Climat : les émissions de CO2 en Chine affichent leur première baisse depuis le Covid
Selon une étude, les émissions de dioxyde de carbone ont baissé de 1 % dans le pays au deuxième trimestre 2024. Plusieurs signaux positifs laissent espérer que la tendance sera durable.
Par Anne FEITZ le 17 août 2024 lesechos
Si les calculs se confirment, il s'agit de l'une des rares bonnes nouvelles à signaler ces temps-ci sur le front du climat. Pour la première fois depuis la pandémie de coronavirus, les émissions trimestrielles de CO2 de la Chine ont reculé : elles ont affiché une baisse de -1 % au deuxième trimestre de 2024, selon les calculs de Lauri Myllyvirta, du Center for research on energy and clean air (CREA), publiés il y a quelques jours sur le site Carbon Brief .
Les experts ont été nombreux à relever ces travaux. « Sachant que ce pays représentait, en 2023, 32 % des émissions mondiales de CO2 fossile, cette nouvelle ne serait pas mineure si elle se confirmait », a par exemple commenté l'expert Jean-Marc Jancovici, sur son compte LinkedIn . Depuis l'an 2000, les émissions de la Chine liées à l'énergie (plus de 90 % du total) ont plus que triplé, alors qu'elles ont baissé pour les autres gros émetteurs (Union européenne et Etats-Unis).
Pic atteint en 2023 ?
Le même Lauri Myllyvirta avait déjà relevé il y a trois mois une baisse des émissions de l'Empire du milieu en mars (de 3 %), là aussi pour la première fois depuis la pandémie. Une évolution notable, car mars 2024 était le premier mois à ne pas souffrir d'un effet de base artificiel : l'économie chinoise était encore ralentie par l'épidémie de Covid-19 en janvier et février 2023.
L'auteur réitère dans cette nouvelle étude l'idée selon laquelle le pic des émissions de la Chine pourrait avoir été atteint en 2023. La baisse observée au deuxième trimestre est certes en partie due à des facteurs conjoncturels, liés au ralentissement de la construction. Celui-ci a notamment fait chuter la production de ciment (-7 %) et contribué à la baisse de consommation de produits pétroliers (-3 %).

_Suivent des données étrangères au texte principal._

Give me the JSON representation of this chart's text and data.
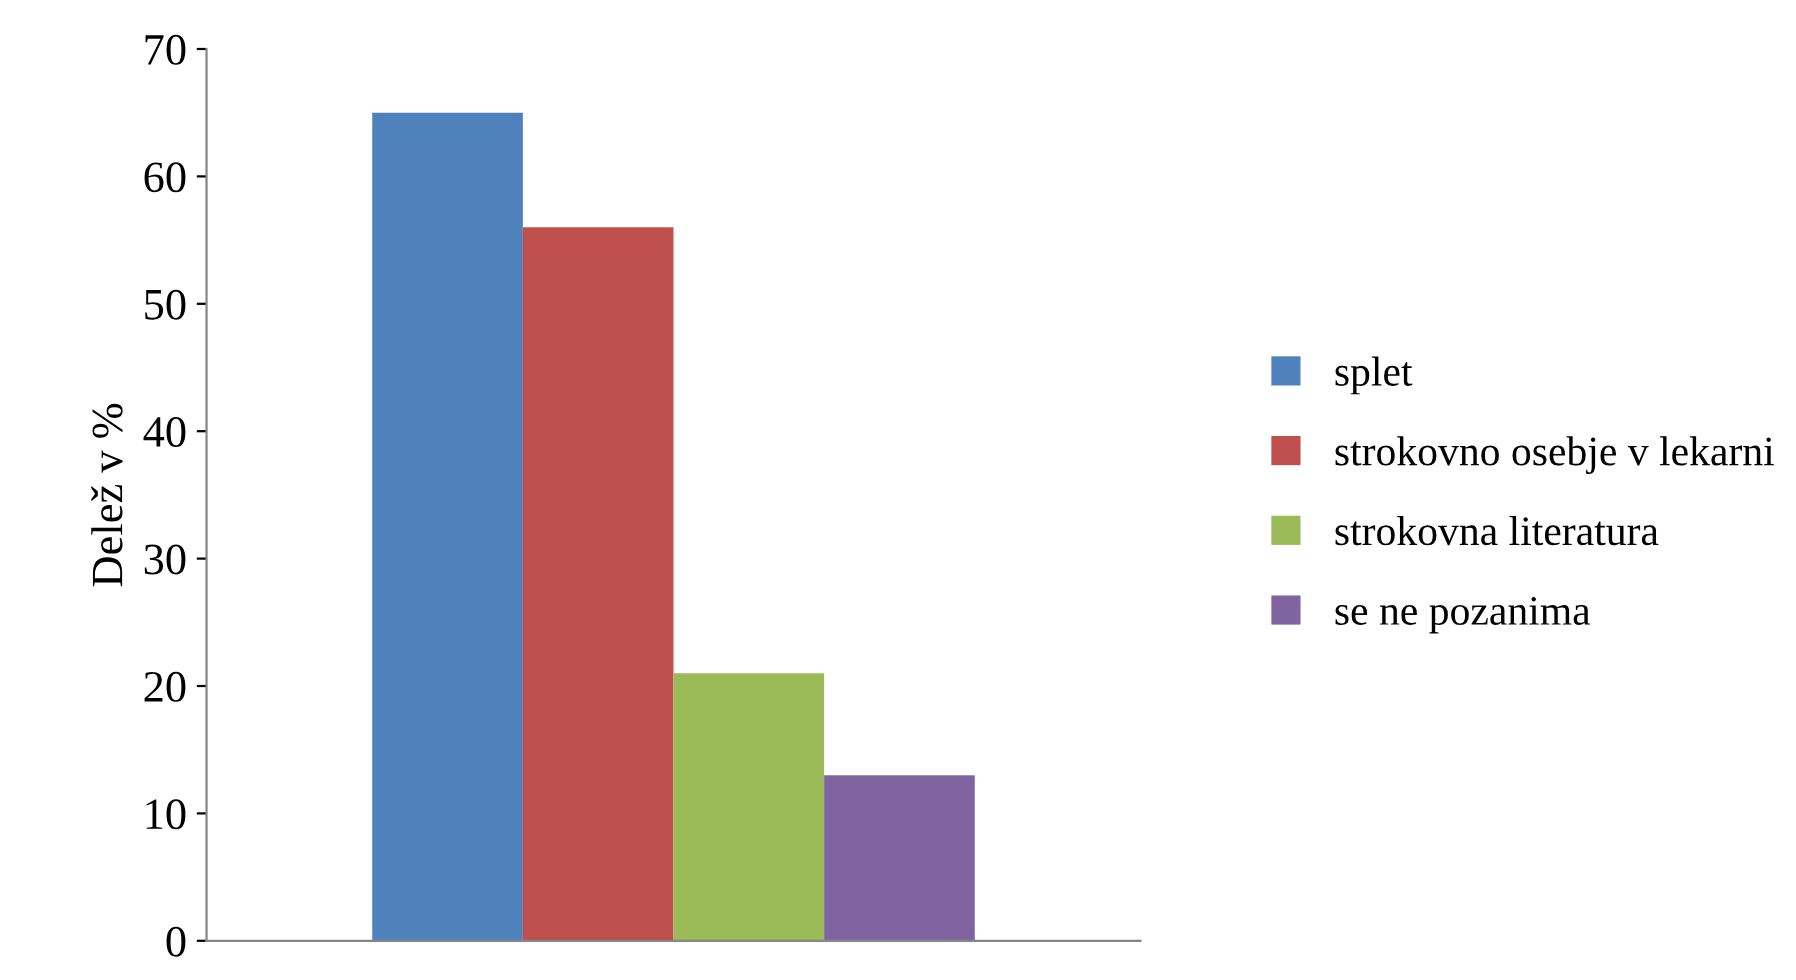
{
  "chart_data": {
    "type": "bar",
    "ylabel": "Delež v %",
    "categories": [
      null
    ],
    "series": [
      {
        "name": "splet",
        "color": "#4f81bd",
        "values": [
          65
        ]
      },
      {
        "name": "strokovno osebje v lekarni",
        "color": "#c0504d",
        "values": [
          56
        ]
      },
      {
        "name": "strokovna literatura",
        "color": "#9bbb59",
        "values": [
          21
        ]
      },
      {
        "name": "se ne pozanima",
        "color": "#8064a2",
        "values": [
          13
        ]
      }
    ],
    "ylim": [
      0,
      70
    ],
    "yticks": [
      0,
      10,
      20,
      30,
      40,
      50,
      60,
      70
    ],
    "grid": false,
    "legend": "right"
  }
}
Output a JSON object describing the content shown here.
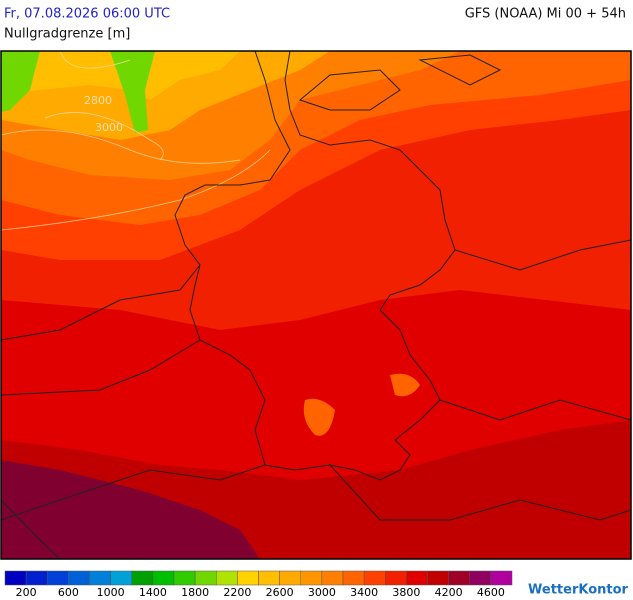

Mais Lauri Myllyvirta relève aussi des tendances lourdes plutôt encourageantes. Cette baisse est survenue alors même que la consommation d'énergie augmentait sur la période (+4,2 %). Car le solaire et l'éolien ont couvert 71 % de la hausse de la demande d'électricité depuis mars, grâce à la mise en service massive de nouvelles capacités : 171 térawattheures au premier semestre, soit plus que la production totale du Royaume-Uni sur les six premiers mois de 2023, souligne-t-il. Reste à voir si la tendance durera .
Autre donnée notable de l'étude, la proportion de voitures électriques dans les ventes cumulées de voitures neuves depuis 10 ans (passée de 7,7 % à 11,5 % en un an), a entraîné la baisse de consommation de carburants carbonés, de 4 % environ, estime-t-il.
Lauri Myllyvirta émet toutefois un bémol : il s'attendait à mieux. L'industrie chimique a consommé plus de charbon que prévu, en remplacement des produits pétroliers, relève-t-il. Une évolution liée à la baisse des prix du charbon, mais aussi à la volonté de la Chine d'accroître sa sécurité énergétique.
Aciéries électriques
Cette baisse sera-t-elle durable ? Plusieurs signaux positifs le conduisent à l'optimisme. Lors du plénum du Comité central du Parti communiste , qui s'est tenu en juillet, la Chine a évoqué pour la première fois la question de sa décarbonation. Le gouvernement semble aussi avoir cessé d'autoriser les nouvelles aciéries utilisant du charbon, au profit d'aciéries électriques, et a par ailleurs annoncé une nouvelle politique sur les centrales électriques à charbon, qu'il souhaite voir converties en centrales moins émettrices - toutefois sans objectifs chiffrés.
Enfin, le Conseil d'Etat du pays a publié une circulaire fin juillet, pour annoncer que la Chine ne considérerait désormais plus seulement son « intensité carbone », comme c'est le cas aujourd'hui, mais aussi ses émissions en valeur absolue. Une bonne nouvelle, car en rapportant les émissions à la croissance de son PIB, le premier indicateur ne dit rien sur les émissions réelles du pays.
Les analystes attendent maintenant de savoir quel objectif la Chine se fixera pour ses émissions en valeur absolue. Sur l'intensité carbone, les autorités visent une baisse de 18 % entre 2020 et 2025 : selon les calculs de Lauri Myllyvirta, on en est encore loin, malgré la baisse du deuxième trimestre 2024.